Infant Parent Attachment

Over the first year of life, all infants develop specific attachment relationships with one (or a few) selected caregivers.  This special relationship --Attachment-- serves the biological function of protection from danger.  It keeps the baby safe.  Through natural selection, infants developed the propensity to stay close to caregivers in times of stress or alarm. Babies display Attachment Behaviors in order to stay close and keep safe: crying, clinging, reaching, approaching, and following.  The parent (or Attachment Figure) is the baby's only haven of safety.   

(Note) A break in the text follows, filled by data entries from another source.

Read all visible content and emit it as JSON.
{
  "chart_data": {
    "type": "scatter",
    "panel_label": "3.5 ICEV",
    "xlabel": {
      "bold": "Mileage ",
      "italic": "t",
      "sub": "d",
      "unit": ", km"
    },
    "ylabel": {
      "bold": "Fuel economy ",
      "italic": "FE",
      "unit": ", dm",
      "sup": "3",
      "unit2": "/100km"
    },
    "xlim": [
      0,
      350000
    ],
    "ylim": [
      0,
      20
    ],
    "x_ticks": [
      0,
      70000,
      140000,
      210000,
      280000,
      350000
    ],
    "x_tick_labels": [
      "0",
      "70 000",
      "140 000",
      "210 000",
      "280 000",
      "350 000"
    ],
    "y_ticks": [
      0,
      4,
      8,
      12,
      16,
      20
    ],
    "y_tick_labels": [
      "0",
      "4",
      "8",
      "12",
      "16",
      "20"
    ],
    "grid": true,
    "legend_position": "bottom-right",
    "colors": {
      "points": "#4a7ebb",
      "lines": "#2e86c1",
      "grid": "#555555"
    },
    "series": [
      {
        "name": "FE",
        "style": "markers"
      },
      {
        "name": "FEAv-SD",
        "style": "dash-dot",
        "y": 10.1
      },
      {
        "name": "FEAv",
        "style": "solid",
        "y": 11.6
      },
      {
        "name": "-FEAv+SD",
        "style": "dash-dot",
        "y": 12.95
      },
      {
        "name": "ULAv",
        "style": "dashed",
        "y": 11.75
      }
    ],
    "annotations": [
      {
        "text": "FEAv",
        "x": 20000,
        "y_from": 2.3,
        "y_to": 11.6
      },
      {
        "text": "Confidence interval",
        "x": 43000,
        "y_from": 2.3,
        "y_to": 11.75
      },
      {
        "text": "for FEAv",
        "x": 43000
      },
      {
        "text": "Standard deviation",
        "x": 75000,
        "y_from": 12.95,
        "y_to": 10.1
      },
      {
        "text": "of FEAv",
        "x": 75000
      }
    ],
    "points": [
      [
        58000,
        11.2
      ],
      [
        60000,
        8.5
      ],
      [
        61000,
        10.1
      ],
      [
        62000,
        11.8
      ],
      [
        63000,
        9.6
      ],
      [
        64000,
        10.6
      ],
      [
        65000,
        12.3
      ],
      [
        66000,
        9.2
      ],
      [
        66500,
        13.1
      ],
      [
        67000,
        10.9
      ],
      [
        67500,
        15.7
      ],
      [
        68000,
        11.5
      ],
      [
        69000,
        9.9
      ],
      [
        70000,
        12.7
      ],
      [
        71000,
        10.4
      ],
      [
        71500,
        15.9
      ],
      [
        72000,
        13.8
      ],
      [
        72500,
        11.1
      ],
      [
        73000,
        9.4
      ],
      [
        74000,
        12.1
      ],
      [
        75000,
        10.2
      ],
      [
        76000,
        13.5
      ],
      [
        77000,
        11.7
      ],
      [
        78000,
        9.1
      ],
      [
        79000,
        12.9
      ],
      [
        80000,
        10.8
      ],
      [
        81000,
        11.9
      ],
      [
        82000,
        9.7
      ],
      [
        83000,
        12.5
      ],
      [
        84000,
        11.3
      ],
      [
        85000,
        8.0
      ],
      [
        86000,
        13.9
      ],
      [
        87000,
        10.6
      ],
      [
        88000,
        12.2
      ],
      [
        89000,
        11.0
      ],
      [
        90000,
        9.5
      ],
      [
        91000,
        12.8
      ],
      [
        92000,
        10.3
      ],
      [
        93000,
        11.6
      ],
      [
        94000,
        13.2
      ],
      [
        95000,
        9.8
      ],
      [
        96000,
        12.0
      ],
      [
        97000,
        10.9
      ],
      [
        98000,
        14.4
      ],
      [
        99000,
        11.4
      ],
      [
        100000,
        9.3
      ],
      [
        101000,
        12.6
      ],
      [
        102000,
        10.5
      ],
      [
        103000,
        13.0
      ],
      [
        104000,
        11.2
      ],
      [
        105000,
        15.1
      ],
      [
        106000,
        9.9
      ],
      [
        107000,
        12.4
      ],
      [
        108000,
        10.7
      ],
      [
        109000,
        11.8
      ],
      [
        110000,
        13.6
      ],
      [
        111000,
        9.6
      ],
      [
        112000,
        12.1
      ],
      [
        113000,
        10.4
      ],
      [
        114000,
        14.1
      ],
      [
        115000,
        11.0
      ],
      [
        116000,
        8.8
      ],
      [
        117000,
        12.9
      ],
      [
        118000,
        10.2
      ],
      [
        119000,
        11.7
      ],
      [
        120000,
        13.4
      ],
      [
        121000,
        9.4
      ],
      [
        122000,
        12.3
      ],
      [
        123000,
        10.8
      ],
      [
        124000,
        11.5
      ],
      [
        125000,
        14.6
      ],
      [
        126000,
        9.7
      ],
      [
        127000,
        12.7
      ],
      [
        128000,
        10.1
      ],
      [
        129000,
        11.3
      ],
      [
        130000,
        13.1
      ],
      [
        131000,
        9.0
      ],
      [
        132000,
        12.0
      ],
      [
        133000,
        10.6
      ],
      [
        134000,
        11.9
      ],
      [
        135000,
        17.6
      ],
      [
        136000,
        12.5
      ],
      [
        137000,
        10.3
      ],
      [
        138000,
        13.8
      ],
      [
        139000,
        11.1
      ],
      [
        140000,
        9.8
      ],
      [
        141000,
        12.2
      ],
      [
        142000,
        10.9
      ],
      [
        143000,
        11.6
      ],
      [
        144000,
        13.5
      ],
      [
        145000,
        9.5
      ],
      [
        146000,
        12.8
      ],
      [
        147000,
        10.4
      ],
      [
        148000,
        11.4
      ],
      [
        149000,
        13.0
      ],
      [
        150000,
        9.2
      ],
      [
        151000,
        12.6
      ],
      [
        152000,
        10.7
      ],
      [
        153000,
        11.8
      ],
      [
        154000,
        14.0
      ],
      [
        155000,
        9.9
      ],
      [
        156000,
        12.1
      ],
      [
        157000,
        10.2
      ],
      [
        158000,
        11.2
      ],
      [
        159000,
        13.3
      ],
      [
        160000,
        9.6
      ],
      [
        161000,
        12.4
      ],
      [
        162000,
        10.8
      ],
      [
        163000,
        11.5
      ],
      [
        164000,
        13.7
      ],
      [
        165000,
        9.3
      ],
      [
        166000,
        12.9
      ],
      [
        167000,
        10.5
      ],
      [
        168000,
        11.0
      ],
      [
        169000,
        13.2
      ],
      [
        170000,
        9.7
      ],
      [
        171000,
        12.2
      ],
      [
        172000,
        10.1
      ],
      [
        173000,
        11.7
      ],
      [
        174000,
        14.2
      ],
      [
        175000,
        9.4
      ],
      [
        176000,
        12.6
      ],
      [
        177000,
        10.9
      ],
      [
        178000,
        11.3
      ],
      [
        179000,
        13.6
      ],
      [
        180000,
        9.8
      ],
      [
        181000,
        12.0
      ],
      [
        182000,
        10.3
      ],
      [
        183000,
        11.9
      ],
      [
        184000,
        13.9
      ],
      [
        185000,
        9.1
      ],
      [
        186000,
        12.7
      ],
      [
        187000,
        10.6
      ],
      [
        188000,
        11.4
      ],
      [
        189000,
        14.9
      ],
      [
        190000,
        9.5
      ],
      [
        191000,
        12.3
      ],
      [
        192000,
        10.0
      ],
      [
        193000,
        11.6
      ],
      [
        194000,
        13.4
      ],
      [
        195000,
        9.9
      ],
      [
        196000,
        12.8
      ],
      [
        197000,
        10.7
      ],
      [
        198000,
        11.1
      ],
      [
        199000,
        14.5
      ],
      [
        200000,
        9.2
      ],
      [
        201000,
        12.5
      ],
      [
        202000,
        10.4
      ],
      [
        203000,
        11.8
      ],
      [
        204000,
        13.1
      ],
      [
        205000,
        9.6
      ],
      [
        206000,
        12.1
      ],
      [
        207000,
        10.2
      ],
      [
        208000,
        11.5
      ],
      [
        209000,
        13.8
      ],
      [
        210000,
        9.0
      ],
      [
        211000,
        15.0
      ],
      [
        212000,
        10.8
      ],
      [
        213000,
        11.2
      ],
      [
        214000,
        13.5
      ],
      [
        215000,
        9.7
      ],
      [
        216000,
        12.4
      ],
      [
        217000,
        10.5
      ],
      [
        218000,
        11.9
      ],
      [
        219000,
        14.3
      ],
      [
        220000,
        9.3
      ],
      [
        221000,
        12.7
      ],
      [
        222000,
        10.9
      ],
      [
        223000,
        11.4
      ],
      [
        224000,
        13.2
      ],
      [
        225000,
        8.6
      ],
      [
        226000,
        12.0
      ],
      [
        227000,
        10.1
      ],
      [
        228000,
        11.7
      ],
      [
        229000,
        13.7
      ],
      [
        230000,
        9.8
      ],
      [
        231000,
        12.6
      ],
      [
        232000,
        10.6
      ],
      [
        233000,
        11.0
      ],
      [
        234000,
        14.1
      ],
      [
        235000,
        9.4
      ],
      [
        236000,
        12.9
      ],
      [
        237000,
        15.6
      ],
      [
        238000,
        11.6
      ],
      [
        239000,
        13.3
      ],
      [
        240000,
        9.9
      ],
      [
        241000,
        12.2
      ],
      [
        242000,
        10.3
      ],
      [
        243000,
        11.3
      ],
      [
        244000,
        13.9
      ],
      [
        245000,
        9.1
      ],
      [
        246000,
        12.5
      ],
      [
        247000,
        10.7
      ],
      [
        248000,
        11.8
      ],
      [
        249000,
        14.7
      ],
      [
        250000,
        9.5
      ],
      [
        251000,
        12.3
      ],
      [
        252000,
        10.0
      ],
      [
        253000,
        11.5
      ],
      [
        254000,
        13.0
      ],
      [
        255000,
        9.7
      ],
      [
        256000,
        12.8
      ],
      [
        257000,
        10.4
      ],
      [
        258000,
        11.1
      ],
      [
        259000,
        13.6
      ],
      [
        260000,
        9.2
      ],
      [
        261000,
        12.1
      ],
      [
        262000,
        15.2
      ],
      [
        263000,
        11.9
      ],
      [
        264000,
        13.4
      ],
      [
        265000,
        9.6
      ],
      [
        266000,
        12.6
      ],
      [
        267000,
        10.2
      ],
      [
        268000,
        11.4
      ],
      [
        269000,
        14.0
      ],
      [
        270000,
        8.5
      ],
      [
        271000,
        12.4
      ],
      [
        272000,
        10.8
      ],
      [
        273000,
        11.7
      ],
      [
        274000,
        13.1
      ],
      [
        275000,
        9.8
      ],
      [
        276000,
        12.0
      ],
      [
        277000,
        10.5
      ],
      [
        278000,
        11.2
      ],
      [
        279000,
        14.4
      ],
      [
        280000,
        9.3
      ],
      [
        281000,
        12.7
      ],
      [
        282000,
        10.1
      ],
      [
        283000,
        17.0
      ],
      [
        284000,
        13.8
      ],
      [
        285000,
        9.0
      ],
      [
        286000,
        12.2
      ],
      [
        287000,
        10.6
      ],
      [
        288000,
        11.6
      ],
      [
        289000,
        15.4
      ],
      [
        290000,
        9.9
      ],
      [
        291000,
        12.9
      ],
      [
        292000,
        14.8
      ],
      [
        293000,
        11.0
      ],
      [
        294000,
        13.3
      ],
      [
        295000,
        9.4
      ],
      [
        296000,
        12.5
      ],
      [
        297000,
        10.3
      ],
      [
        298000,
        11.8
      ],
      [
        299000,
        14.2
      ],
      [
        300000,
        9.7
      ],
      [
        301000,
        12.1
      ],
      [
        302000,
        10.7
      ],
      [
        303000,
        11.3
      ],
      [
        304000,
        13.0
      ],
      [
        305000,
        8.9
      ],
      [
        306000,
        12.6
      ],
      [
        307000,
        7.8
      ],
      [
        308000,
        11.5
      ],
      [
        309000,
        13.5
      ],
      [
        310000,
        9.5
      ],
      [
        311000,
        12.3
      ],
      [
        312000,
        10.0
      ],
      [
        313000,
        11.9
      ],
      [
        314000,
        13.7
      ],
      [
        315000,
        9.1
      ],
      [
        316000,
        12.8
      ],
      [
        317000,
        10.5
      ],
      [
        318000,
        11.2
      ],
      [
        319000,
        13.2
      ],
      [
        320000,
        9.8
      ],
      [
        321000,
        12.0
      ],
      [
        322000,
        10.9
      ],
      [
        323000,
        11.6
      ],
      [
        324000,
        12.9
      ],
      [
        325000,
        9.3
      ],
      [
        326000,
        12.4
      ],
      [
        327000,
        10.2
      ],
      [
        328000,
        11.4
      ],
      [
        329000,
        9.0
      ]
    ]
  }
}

Over the first several months of life, babies begin to distinguish their parents from other people.  They come to know who cares for them and reciprocally interacts with them. By around 7 months of age, then, the baby only directs attachment behaviors (crying, clinging, reaching, approaching, and following) towards their primary caregivers. Young children, therefore, are continually monitoring the availability of their parents as a source of safety and comfort.   It comes as no surprise, then, why so many children are distressed on the first days of daycare or preschool.  The desire to stick close to a loved one in times of stress-as in separation- is a natural, biologically driven instinct that all children are born with.  Through their first relationships with their parents, children come to differ in their responses to separations.  Understanding these differences can help parents respond more effectively to their children's worries and fears about separation.

Parents all have their own unique histories and perspectives on their own childhoods.  The way parents have processed their memories of their childhood relationships influences the way they approach their own children.  For some, whether or not their own early experiences were difficult or loving, they have a balanced view of their childhoods and can sensitively, responsively, and appropriately respond to their own babies' cues (termed Secure Attachment).  For other parents, either a dismissal of or preoccupation with early experiences that were harsh, rejecting, or interfering often leads to a repetition of these negative parenting behaviors with their own children (termed Insecure Attachment).  These parents are less able to sensitively and appropriately respond to their babies' cues.

Children's early attachment relationships serve as a model for all later social relationships.  Over time and through experiences with their caregivers, children develop representations of themselves in relationships.  Those with secure attachment relationships--who have experienced sensitive, responsive caregiving-- have more positive peer relationships, are better at resolving conflicts, persist longer at difficult tasks, and can more openly express their negative emotions.  This social-emotional competence prepares them to be better learners and have more satisfying social relationships.

Traumatic Experiences, Loss, and Abuse.  Frightening caregiving experiences can disrupt and disorganize children's attachment relationship such as in situations of witnessing domestic violence, direct child abuse, and where a parent has had traumatic loss or abusive experiences in his or her own history.  In such cases where parents' own childhoods include trauma, they often have difficulty coherently describing the traumatic experiences.  Likewise, their parenting behaviors often include subtle displays of threatening and/or frightened behavior.  While not as overt as direct parental abuse, frightening caregiving can still disorganize children's attachment relationships and leave them vulnerable to developing disruptive behaviors, anxiety, and other forms of problem behaviors and psychopathology.